Yere indiğinde, onu her taraftan saran ısıyı hissetti. Etrafında şeytanlar tarafından eziyet edilen insanların ruhları vardı. Bütün bu talihsizleri acı içinde gören Jennifer, ellerini Cebrail olduğu ortaya çıkan ve dua eden meleğe uzattı, susuzluktan ölmek üzereyken su istedi. Bundan sonra Gabriel, kendisine bir şans daha verildiğini ve kızın vücudunda uyandığını söyledi.

Cehennemin başka bir açıklaması Bill Wyss'in hikayesinde bulunur. Adam ayrıca burayı saran ısıdan da bahsediyor. Ek olarak, bir kişi korkunç bir zayıflık, iktidarsızlık yaşamaya başlar. Bill, ilk başta nerede olduğunu bile anlamadı, ama sonra yakınlarda dört şeytan gördü.

Kükürt ve yanan et kokusu havada asılı kaldı, devasa canavarlar adama yaklaştı ve vücudunu parçalamaya başladı. Aynı zamanda kan yoktu, ama her dokunuşta korkunç bir acı hissetti.
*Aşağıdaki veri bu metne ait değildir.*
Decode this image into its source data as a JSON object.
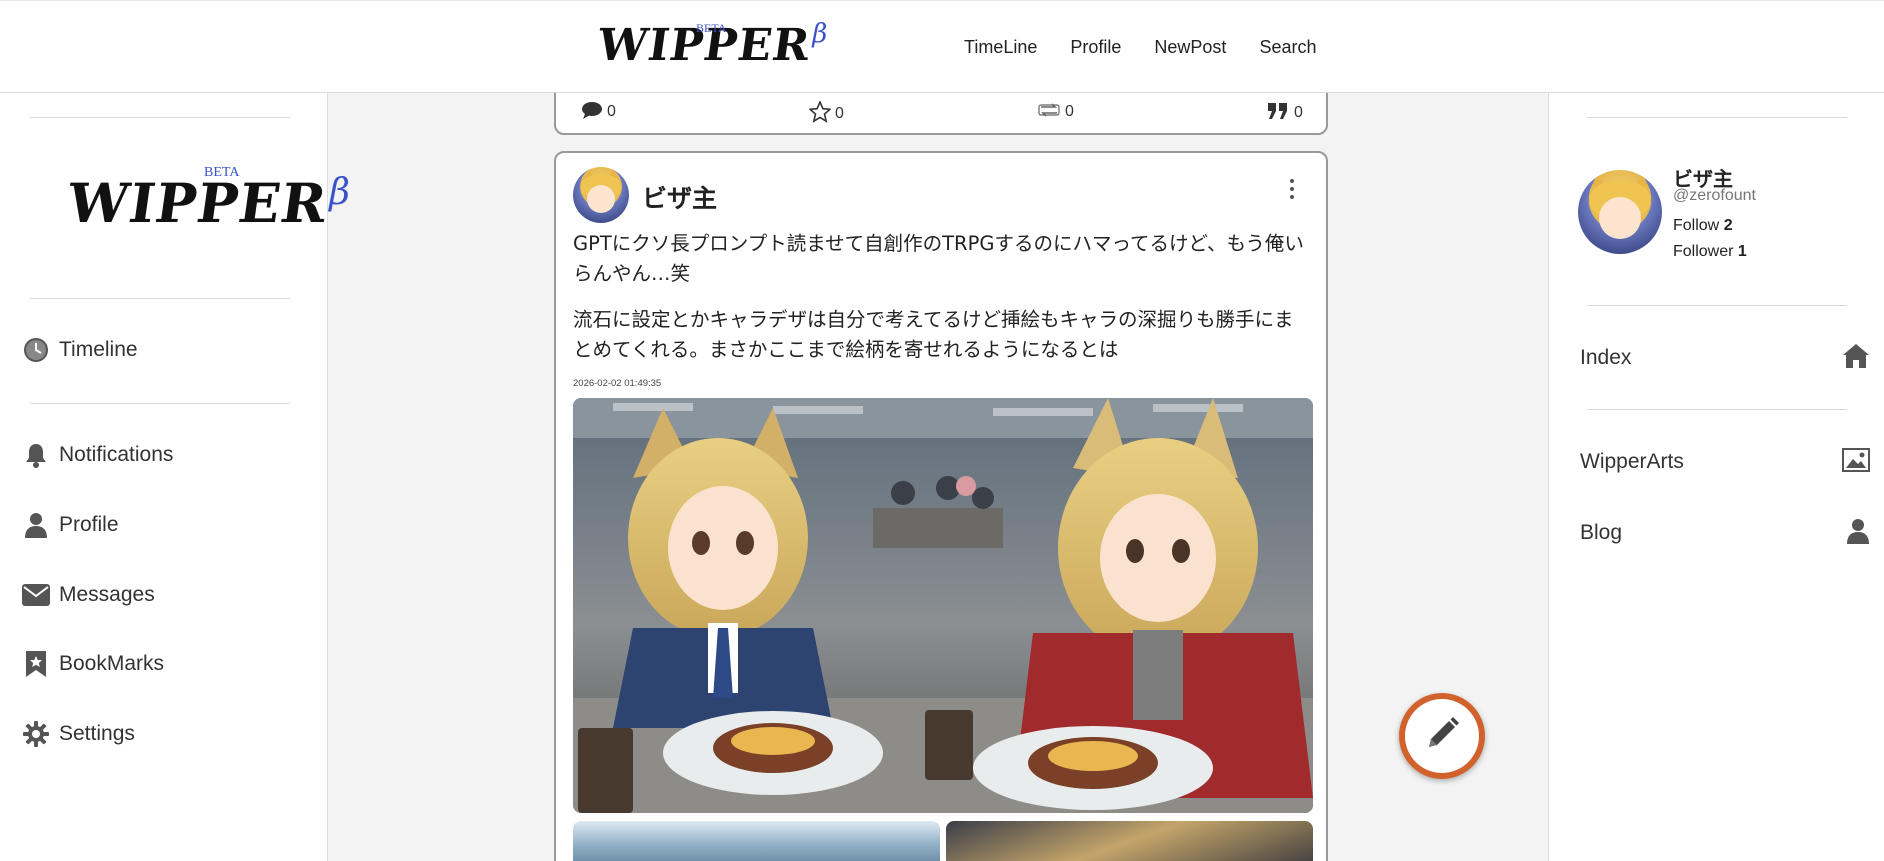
{
  "brand": {
    "word": "WIPPER",
    "beta": "BETA",
    "greek": "β"
  },
  "topnav": {
    "items": [
      "TimeLine",
      "Profile",
      "NewPost",
      "Search"
    ]
  },
  "left_nav": {
    "items": [
      {
        "label": "Timeline",
        "icon": "clock-icon"
      },
      {
        "label": "Notifications",
        "icon": "bell-icon"
      },
      {
        "label": "Profile",
        "icon": "person-icon"
      },
      {
        "label": "Messages",
        "icon": "envelope-icon"
      },
      {
        "label": "BookMarks",
        "icon": "bookmark-icon"
      },
      {
        "label": "Settings",
        "icon": "gear-icon"
      }
    ]
  },
  "prev_post": {
    "stats": {
      "comments": "0",
      "stars": "0",
      "reposts": "0",
      "quotes": "0"
    }
  },
  "post": {
    "author": "ビザ主",
    "body_1": "GPTにクソ長プロンプト読ませて自創作のTRPGするのにハマってるけど、もう俺いらんやん…笑",
    "body_2": "流石に設定とかキャラデザは自分で考えてるけど挿絵もキャラの深掘りも勝手にまとめてくれる。まさかここまで絵柄を寄せれるようになるとは",
    "date": "2026-02-02 01:49:35"
  },
  "profile": {
    "name": "ビザ主",
    "handle": "@zerofount",
    "follow_label": "Follow",
    "follow_count": "2",
    "follower_label": "Follower",
    "follower_count": "1"
  },
  "right_nav": {
    "items": [
      {
        "label": "Index",
        "icon": "home-icon"
      },
      {
        "label": "WipperArts",
        "icon": "image-icon"
      },
      {
        "label": "Blog",
        "icon": "person-icon"
      }
    ]
  },
  "colors": {
    "fab": "#d2622d",
    "beta": "#3a52c8"
  }
}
Bill, iblislerin Tanrı'dan ve tüm yaratıklarından nefret ettiğini hissetti.

Adam çok susadığını söylüyor ama etrafta tek bir can bile yok, kimse ona su bile veremiyor. Neyse ki, bu kabus kısa sürede sona erdi ve adam hayata döndü. Ancak bu cehennem yolculuğunu asla unutmayacaktır.

Peki ölümden sonra yaşam mümkün mü yoksa görgü tanıklarının anlattığı her şey onların hayal ürünü mü? Ne yazık ki, üzerinde şu an bu soruya kesin olarak cevap vermek imkansızdır. Bu nedenle, ancak hayatın sonunda, her insan ahiret olup olmadığını kontrol edecektir.